Cannabis is already widely available in Texas.

“According to Gallup polling, two million Texans frequently consume cannabis products,” Hays stated. “And, because to the 2018 Farm Bill, which may have done a terrible job of distinguishing between hemp and marijuana, cannabis edibles, whether Delta-8 or Delta-9, are now widely available in Texas.” We want a comprehensive, well-thought-out regulatory framework to promote public health and safety, protect consumers, and give some economic opportunity for Texans interested in entering the cannabis industry.”

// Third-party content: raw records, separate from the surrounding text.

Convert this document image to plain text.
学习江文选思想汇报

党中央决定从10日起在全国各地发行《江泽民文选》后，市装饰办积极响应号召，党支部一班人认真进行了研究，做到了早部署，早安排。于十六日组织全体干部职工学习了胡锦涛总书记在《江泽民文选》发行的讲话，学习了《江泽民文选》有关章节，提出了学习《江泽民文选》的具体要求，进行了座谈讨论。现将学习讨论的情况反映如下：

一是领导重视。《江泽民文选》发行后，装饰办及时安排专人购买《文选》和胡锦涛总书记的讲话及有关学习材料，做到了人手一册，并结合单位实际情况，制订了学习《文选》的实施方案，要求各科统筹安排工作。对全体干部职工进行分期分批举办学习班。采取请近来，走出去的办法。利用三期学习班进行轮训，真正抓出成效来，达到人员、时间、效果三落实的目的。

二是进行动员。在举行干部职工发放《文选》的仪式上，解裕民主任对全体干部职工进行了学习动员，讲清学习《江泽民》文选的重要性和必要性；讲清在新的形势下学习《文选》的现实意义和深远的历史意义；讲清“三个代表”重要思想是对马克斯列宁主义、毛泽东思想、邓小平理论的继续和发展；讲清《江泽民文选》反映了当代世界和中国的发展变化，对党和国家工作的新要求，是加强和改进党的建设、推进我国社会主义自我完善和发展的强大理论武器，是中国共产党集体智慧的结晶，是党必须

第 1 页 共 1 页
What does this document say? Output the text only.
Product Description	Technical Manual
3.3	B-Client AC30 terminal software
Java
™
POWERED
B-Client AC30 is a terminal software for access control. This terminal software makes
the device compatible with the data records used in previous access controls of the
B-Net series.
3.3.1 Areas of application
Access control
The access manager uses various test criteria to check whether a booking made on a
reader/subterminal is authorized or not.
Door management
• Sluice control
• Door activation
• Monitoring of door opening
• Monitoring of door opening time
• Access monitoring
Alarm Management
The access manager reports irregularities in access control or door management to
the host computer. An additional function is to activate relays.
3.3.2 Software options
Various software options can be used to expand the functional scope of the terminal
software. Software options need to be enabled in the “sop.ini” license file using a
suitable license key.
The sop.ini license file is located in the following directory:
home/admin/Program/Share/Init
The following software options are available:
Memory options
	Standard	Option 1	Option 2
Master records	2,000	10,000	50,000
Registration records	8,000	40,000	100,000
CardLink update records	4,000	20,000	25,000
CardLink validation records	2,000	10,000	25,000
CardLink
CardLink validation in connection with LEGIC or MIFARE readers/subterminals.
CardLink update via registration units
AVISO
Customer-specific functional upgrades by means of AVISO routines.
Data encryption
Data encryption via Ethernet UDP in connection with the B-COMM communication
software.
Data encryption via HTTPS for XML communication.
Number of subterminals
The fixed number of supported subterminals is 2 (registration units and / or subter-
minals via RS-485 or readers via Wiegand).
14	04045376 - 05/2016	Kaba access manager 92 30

People who travel to other states where cannabis is legal, according to Hays, bring items back to Texas.

“Too many people have their heads buried in the sand.” “Cannabis is here,” she declared. “And that includes really lovely suburbanites flying back from Colorado with whatever they purchased in a lawful state.” [Cannabis] is now legal in New Mexico. Oklahoma’s ostensibly medicinal cannabis programme is so permissive that it might as well be legal. So cannabis is flowing over Texas borders, but not the ones Greg Abbott wants to fortify with a wall. And, once again, we must address a problem rather than simply hurling political slogans at it.”